THE cost of capital was increasingly becoming a challenge in building new copper mines as resurgent inflation and factors such as infrastructure development drove capex higher.
That’s according to First Quantum Minerals CEO Tristan Pascall who told delegates at the London Indaba, a conference, that miners were faced with costs of capital far higher than other global industries.
“We face now, as an industry, have one of the highest capital costs available,” said Pascall. “The reality is we do have to go to the markets to develop these large capital projects and the largest mining company in the world, BHP has a cost of capital that is probably in the order of eight to 10%.”
“That would compare to Google whose cost of capital might be four or five per cent while other competitors in the field might be on a different kind of model with a cost of capital of around one per cent,” he added.
As mining projects got larger, the ability to earn the necessary return on investment drove the requirement for a higher incentive price for copper.
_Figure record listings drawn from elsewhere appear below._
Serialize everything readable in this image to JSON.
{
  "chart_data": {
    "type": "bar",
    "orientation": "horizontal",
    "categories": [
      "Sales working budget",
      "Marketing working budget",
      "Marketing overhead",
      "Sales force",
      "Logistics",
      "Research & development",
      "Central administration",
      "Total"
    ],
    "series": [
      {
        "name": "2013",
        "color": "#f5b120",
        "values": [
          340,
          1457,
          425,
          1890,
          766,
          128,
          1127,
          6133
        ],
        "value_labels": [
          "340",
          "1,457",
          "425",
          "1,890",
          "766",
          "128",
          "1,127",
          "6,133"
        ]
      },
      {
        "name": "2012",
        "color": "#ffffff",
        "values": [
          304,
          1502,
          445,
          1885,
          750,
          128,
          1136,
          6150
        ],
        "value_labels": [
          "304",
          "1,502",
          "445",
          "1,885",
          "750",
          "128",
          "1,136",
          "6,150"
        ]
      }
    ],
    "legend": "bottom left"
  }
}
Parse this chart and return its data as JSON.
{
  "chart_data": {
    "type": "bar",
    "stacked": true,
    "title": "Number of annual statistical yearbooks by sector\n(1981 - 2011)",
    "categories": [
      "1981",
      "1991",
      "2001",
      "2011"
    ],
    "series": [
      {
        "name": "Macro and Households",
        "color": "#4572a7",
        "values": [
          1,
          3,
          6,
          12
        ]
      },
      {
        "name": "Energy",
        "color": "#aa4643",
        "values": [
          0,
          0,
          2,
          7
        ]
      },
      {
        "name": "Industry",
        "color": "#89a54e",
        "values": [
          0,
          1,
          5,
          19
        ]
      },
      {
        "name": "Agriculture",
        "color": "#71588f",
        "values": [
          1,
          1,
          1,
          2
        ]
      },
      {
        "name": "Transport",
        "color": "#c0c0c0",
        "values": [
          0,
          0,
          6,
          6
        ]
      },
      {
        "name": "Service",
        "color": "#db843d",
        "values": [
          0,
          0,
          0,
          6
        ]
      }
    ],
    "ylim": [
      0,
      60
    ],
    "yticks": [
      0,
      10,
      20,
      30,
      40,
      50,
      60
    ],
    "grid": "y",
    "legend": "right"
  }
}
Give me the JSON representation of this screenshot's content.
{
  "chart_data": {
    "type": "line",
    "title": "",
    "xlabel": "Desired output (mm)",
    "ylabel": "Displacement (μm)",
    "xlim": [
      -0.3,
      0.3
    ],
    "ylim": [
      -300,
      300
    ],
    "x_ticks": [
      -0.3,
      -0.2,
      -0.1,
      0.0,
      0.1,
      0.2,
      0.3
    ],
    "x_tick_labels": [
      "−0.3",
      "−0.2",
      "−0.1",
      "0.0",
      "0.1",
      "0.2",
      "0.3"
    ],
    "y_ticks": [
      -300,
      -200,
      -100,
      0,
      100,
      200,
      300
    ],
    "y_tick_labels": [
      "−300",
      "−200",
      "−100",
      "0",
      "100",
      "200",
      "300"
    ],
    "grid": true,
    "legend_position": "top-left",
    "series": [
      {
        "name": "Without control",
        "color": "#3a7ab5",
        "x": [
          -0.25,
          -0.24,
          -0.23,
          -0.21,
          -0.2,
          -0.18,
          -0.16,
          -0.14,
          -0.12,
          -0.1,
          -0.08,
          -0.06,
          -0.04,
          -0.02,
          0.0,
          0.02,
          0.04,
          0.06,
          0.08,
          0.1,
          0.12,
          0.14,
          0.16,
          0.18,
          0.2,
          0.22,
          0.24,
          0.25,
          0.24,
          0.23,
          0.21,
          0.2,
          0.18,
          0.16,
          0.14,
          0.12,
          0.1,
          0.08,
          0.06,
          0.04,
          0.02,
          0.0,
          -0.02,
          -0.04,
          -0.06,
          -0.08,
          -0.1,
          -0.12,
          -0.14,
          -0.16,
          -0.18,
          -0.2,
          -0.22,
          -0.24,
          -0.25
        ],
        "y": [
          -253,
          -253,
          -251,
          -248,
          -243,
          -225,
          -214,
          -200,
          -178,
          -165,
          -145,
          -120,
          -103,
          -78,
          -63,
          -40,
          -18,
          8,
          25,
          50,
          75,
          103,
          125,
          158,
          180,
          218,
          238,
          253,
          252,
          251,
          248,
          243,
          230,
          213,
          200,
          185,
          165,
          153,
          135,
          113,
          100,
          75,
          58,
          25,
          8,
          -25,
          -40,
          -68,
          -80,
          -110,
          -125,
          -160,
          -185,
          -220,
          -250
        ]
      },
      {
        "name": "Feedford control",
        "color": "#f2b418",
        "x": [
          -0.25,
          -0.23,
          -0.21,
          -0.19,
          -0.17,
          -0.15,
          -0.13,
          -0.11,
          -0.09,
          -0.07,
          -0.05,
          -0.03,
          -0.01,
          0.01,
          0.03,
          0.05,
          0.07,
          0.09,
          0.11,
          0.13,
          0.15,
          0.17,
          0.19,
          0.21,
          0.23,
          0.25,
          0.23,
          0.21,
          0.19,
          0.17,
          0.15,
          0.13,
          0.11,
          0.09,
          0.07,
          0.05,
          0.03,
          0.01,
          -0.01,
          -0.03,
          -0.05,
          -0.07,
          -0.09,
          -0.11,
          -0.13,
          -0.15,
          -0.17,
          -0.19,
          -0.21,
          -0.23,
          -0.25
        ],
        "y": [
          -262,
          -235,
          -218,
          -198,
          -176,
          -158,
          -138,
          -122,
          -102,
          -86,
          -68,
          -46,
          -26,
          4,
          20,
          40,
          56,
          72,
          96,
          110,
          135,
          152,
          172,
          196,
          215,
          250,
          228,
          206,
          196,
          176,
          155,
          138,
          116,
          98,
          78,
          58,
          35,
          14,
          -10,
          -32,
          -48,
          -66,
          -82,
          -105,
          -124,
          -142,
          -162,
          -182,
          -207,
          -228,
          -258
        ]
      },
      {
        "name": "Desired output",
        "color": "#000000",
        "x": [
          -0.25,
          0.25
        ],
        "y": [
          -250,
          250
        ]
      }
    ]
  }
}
“I would contend the actual copper price has not moved much in real terms,” said Pascall. “We need to get back to understanding inflation. We had a such a long period of low inflation in the run-up to Covid that we are used to talking in absolute terms where we should be talking in inflation-linked terms.
“If you look at a copper price today of around $4.50/lb, that equates to a copper price some three years ago of around $3.50/lb. That is the incremental inflation that we have had in developing projects.”
In his presentation, Vedanta Base Metals CEO Chris Griffith said the capital intensity of new copper projects had increased from about $15m per kilo ton to now average about $25m/kt. That means a large copper mine producing about 250kt would cost $5bn to $6bn to develop, he said.